Insieme stavano costruendo qualcosa. Qualcosa che tanto somigliava alle abitazioni in Lego assemblate da gorilla dislessici, in preda ai deliri della fame, per giunta. Si erano costituiti in Cooperativa ma continuavano ad esibirsi solitari, come capricciose soubrette da Cafè Chantant. Avevano fatto esperienza di ciò che una mansueta mucca da pascolo può scatenare se unita alle sue, altrettanto vacche, sorelle. Ma questo non era bastato a fare luce sulla forza e l’energia che l’unione tra capi della stessa razza, può generare. Ciò almeno a giudicare dalle discussioni che animavano i loro goffi tentativi di fare vita di gruppo.  
"Questa birra la chiamerò Julian!" diceva Albert con la faccia di John Travolta nel celebre film di Tarantino. Quindi aggiungeva "...e il primo che parla, gli aumento la percentuale di piombo nel sangue!"  
"e chi cazzo sarebbe questo Giulian?"
gli rispondeva allora con la stessa faccia di sempre Frank, facendo così  degenerare la discussione come da audiocassetta allegata.

"Julian è il nome di mio figlio, cazzone!"
"è l'unico figlio che hai?"
" Perché non ti piace?"
"No Albert, è che la birra io me la immagino, come dire, femmina, già proprio cosi!"
"Allora la chiamerò Michy… ed il secondo che parla gli strappo la pelle di dosso come se fosse una banana!"
"è l'unica figlia femmina che hai?"
"L’unica delle tante che ho avuto, che ancora mi saluta!"

Nel caso del documento sonoro di cui abbiamo riportato alcune battute, resta da aggiungere che provvidenziale risulta l’intervento di Lukhet che a riguardo tira fuori la storia dei gruppi rock che si sciolgono proprio per l’incapacità dei singoli componenti di mettersi a disposizione della banda.

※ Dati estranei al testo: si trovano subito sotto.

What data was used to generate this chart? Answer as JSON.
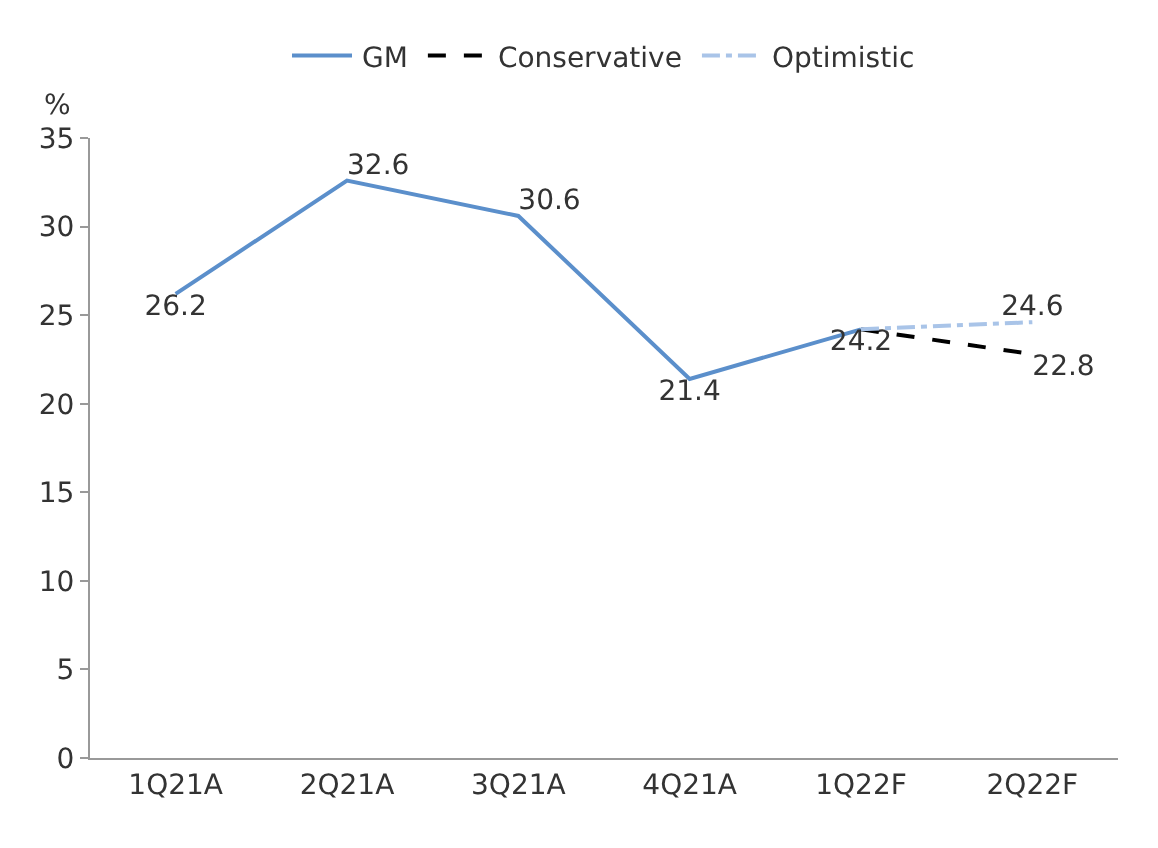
{
  "chart_data": {
    "type": "line",
    "ylabel": "%",
    "categories": [
      "1Q21A",
      "2Q21A",
      "3Q21A",
      "4Q21A",
      "1Q22F",
      "2Q22F"
    ],
    "series": [
      {
        "name": "GM",
        "color": "#5b8fcb",
        "line_style": "solid",
        "values": [
          26.2,
          32.6,
          30.6,
          21.4,
          24.2,
          null
        ],
        "value_labels": [
          "26.2",
          "32.6",
          "30.6",
          "21.4",
          "24.2",
          null
        ]
      },
      {
        "name": "Conservative",
        "color": "#000000",
        "line_style": "dashed",
        "values": [
          null,
          null,
          null,
          null,
          24.2,
          22.8
        ],
        "value_labels": [
          null,
          null,
          null,
          null,
          null,
          "22.8"
        ]
      },
      {
        "name": "Optimistic",
        "color": "#a9c4e8",
        "line_style": "dashdot",
        "values": [
          null,
          null,
          null,
          null,
          24.2,
          24.6
        ],
        "value_labels": [
          null,
          null,
          null,
          null,
          null,
          "24.6"
        ]
      }
    ],
    "ylim": [
      0,
      35
    ],
    "yticks": [
      0,
      5,
      10,
      15,
      20,
      25,
      30,
      35
    ],
    "grid": false,
    "legend": "top",
    "marker": "none"
  }
}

Quel parallelo musicale non poteva lasciare indifferente la vecchia carcassa di Albert che la vita aveva ripetutamente suonato con la sua proverbiale mano pesante. "Avevi ragione quella volta…" disse ad Andrew nei giorni a venire, ispirato a quella rivelazione "Birra artigianale buona e gruppo sono le uniche cose da salvaguardare qui dentro… d’altronde anche il tastierista dei Rolling Stones …" e giù di nuovo con la storia del musicista che accettò di stare dietro le quinte, consentendo di fatto e alla band di entrare nella leggenda. Proprio la leggenda vuole che quella Scotch Ale  rimase a lungo senza un suo nome di battesimo. Piuttosto che continuare a litigare però,  scelsero di aspettare che quel nome, come il mosto di una buona birra artigianale, maturasse da sé. Immanuel spense le luci all’interno del laboratorio di via G. Marconi ed i cinque, come una vera Rock Band, tacquero in ascolto delle vibrazioni del silenzio. E così, come per magia, al buio rassicurante del birrificio, tra il brontolio dei gorgogliatori ed il ronzio dei frigoriferi, si udì distinta, la voce della nuova birra. Più che di un singolo suono, si trattava per dirla tutta, di qualcosa che somigliava all’articolato eppur simmetrico crescendo di un coro. I toni acuti si mescolavano con gioioso slancio a quelli più gravi e profondi… erano le voci dei malti impiegati per la produzione della birra. Chiacchieravano come sanno fare buoni amici che si rincontrano dopo aver girato il mondo per anni. Il piacevole mormorio non mancò di far passare negli occhi dei cinque una lacrima di commozione, al culmine della quale Albert, pronunciò quel nome tanto atteso che forse lo stesso birrificio aveva sussurrato:  "TRAMALTI!"… e manco a farlo apposta, stavolta tutti gli altri furono d’accordo con lui.